Founders are increasingly commissioning personal documentary films at points of transition: exit, retirement, a significant birthday, a diagnosis. Not brand films about the business. Films about the person behind it. About the decisions that couldn’t be explained at the time, the failures that reshaped everything, the values the whole thing was quietly built on.
This is not a brand film
A brand film exists to serve the company. It’s made to recruit, to attract investment, to position in a market. It says what you want people to know.
A personal documentary does something different. It asks what was actually true.
The distinction matters because founders tend to have spent decades in the brand-film mode. Every interview, every press piece, every board presentation has been a version of the story that was useful to tell at the time. The real version, the one with the wrong calls and the long sleepless periods and the thing they built that nobody remembers now, that version has generally not been told. That’s what a personal film reaches for.
Why the transition moment matters
Most commissions don’t happen arbitrarily. There’s usually a reason someone has started thinking about this now, specifically.
An exit or acquisition is one. Selling a business is strange; it should feel like a conclusion and often just feels like a gap. A lot of founders find themselves asking what the story actually was once there’s no longer a company to point at.
Retirement is another. Semi-retirement especially, the drawn-out version where the pace slows before it fully stops. This is the stage when people start thinking about what they leave behind, not as an abstract concern but as something practical. Who holds the thinking? Who knows why the decisions got made the way they did?

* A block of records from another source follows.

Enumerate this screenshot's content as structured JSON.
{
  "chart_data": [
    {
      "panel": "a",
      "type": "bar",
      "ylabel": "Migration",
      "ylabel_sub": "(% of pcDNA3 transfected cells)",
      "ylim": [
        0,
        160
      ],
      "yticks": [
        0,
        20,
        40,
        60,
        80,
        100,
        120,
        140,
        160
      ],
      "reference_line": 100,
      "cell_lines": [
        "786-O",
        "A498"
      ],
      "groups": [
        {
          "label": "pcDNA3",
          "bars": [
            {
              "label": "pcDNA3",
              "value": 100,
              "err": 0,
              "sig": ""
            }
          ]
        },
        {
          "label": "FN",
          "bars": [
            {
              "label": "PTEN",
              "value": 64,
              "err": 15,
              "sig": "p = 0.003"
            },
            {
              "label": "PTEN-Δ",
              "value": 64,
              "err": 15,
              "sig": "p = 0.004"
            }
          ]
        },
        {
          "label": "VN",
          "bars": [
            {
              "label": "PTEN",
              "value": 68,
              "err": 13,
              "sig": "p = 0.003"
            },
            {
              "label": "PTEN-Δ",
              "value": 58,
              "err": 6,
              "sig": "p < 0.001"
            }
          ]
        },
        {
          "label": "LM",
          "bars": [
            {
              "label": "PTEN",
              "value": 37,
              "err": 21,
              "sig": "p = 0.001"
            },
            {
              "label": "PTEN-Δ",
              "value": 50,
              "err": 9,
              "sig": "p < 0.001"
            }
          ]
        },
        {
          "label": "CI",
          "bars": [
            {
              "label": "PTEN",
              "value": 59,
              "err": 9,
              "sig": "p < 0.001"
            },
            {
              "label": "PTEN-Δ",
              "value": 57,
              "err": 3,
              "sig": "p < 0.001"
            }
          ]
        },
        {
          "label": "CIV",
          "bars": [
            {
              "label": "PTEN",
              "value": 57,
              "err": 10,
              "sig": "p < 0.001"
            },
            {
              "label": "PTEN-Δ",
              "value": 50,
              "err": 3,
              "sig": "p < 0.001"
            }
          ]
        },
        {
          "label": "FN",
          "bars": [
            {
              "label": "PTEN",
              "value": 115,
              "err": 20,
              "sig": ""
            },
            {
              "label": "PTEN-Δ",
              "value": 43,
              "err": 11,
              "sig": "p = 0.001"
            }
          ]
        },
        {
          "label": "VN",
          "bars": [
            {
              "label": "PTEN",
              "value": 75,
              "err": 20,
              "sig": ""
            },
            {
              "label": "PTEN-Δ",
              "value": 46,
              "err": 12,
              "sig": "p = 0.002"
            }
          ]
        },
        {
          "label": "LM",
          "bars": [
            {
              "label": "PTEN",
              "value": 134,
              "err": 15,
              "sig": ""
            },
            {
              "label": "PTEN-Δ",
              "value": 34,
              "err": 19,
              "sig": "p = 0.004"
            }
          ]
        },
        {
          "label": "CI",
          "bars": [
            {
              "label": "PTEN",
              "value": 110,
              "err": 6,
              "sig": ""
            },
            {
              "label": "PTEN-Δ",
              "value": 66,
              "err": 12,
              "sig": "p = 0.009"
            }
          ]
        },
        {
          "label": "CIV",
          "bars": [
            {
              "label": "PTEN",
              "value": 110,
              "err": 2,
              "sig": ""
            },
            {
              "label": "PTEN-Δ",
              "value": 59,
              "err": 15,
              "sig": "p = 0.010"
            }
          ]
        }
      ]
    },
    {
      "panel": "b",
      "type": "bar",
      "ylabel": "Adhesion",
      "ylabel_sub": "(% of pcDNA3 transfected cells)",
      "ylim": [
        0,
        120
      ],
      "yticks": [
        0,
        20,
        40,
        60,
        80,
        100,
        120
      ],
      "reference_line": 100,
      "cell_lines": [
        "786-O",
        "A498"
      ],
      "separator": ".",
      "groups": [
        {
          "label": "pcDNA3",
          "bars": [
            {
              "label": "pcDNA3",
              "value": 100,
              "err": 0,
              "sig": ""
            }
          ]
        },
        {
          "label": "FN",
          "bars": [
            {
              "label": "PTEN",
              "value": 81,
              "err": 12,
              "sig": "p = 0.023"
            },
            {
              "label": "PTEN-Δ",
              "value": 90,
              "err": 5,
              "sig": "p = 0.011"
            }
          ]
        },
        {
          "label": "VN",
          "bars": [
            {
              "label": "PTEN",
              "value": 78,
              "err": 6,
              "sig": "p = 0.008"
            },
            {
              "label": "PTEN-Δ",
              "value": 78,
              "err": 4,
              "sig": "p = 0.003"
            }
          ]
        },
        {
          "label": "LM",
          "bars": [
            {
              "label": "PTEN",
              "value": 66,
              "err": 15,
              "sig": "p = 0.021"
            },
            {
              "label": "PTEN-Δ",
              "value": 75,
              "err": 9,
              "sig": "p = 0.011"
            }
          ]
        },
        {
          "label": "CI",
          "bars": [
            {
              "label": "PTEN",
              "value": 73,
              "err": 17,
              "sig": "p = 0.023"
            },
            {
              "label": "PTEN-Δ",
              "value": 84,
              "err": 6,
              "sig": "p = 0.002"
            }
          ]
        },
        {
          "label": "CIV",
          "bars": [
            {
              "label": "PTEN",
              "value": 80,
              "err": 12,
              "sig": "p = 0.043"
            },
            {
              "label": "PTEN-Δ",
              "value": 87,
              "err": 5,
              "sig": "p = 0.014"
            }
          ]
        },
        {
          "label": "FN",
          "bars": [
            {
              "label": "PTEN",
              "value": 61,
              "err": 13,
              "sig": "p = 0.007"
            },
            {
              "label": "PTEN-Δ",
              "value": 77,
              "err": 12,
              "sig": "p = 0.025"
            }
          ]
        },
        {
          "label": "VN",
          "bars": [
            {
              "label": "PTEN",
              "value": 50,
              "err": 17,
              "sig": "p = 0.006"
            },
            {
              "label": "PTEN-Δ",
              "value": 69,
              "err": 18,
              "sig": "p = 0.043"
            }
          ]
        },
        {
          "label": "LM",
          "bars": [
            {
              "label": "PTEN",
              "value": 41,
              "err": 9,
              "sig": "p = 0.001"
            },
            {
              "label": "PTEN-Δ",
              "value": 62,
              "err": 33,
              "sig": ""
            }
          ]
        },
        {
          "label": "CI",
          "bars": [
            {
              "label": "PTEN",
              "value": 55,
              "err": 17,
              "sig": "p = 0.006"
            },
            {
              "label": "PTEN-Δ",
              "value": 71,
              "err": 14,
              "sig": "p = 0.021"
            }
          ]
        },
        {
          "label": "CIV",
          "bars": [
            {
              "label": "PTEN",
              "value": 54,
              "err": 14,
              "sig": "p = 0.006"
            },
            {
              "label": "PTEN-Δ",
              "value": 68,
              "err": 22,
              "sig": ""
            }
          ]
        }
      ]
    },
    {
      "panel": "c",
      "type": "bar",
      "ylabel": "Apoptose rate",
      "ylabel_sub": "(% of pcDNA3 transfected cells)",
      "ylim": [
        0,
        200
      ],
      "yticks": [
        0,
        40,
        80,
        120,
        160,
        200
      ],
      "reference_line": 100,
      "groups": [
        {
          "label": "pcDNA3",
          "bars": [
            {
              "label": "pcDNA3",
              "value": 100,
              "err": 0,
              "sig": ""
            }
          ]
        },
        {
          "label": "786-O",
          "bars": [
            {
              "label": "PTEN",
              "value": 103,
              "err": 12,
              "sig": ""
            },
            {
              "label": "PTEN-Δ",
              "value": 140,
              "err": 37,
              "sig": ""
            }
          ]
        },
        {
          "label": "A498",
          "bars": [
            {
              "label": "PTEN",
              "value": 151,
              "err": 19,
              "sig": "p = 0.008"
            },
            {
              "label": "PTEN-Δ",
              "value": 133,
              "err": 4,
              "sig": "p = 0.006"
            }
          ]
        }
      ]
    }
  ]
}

A health scare is the most direct kind of trigger. It accelerates a conversation that might otherwise have taken another ten years to have.
All of these are versions of the same thing: a point at which the story starts to feel like it has weight. Like it’s worth handling carefully.
What actually gets recorded
Not the Wikipedia version.
A personal documentary captures the thinking. The reasoning behind a decision that looked wrong to everyone at the time. The partnership that ended badly and what was learned from it. The period when the whole thing nearly didn’t survive, and how it did.
It captures what was believed. The things that the person built their work on, the values or the convictions or the gut instincts that turned out to be right or wrong. These are the things that tend to get stripped out of the official version of a story.
It captures who was there. The people who made it possible, the ones who are usually absent from the LinkedIn post. A lot of founders, given the chance to talk freely, want to talk about people more than about strategy. This surprises them, sometimes.
And it captures the person. Not the founder. Not the CEO. The actual human being, with specific things they care about, specific ways they speak when they’re not performing.
This is not a memoir
A memoir is a book. It exists in a particular way: it can be argued with, it can be misread, it sits in the reader’s hands and becomes something the reader makes of it.
A film is different. You hear the voice. You see the expression that arrives before the words do. You sit in the room where someone spent thirty years thinking. The presence of a person on film is a different kind of record from anything written.
Most founders can write. Many of them have written, or have been written about. What they haven’t done is sat in front of a camera for a day and talked honestly, with someone asking the questions that don’t usually get asked, and had that conversation shaped into a portrait that their family will still be able to watch in forty years.
That’s what the film is for.
What the process looks like
Pri sits with the subject first, before any camera goes on. Not to brief them, and not to map out a structure. Just to talk and to listen. He trained as a psychologist before he became a filmmaker. He knows the difference between a question that gets an answer and a question that gets the truth, and he knows when to wait.
Filming takes one or two days. Small crew. The kind of setup that disappears once the conversation starts. The edit takes the longest, which is where the story is found, the pauses and the half-finished sentences and the moment something real comes through.
A completed commission includes a full-length archive, a 60-minute shaped portrait, and two to four short thematic films. Commissions start from £2,250 — every project is discussed individually. Every project is discussed individually.
Questions
Is this suitable for someone who is still running a business, not yet at an exit point?
Yes, though commissions at a transition tend to go deeper, partly because the subject has more perspective, and partly because there’s more at stake. That said, some people commission a film precisely because they’re in the middle of something and want to record it while the thinking is still live.
How is this different from a filmed interview for a podcast or a keynote?
A filmed interview captures what someone is willing to say in a professional context. A personal documentary is designed to get past that, not aggressively, but patiently. The difference is in the preparation, the time given to it, and what it’s for.
Does the subject have control over what goes into the film?
Yes. The finished film belongs entirely to the commissioner. There’s no obligation to share it, no portfolio use without explicit permission, no part of the process that isn’t in the subject’s hands.
How long does it take?
From the first conversation to delivery, most projects take between 8 and 16 weeks. The edit accounts for most of that time. It is not rushed, and it shouldn’t be.
Who sees it?
Whoever the subject decides. Some films stay entirely private. Some are shared with family. Some are shown at a specific moment, a retirement gathering, a significant birthday, a milestone the family marks together. That decision belongs to the subject, not to us.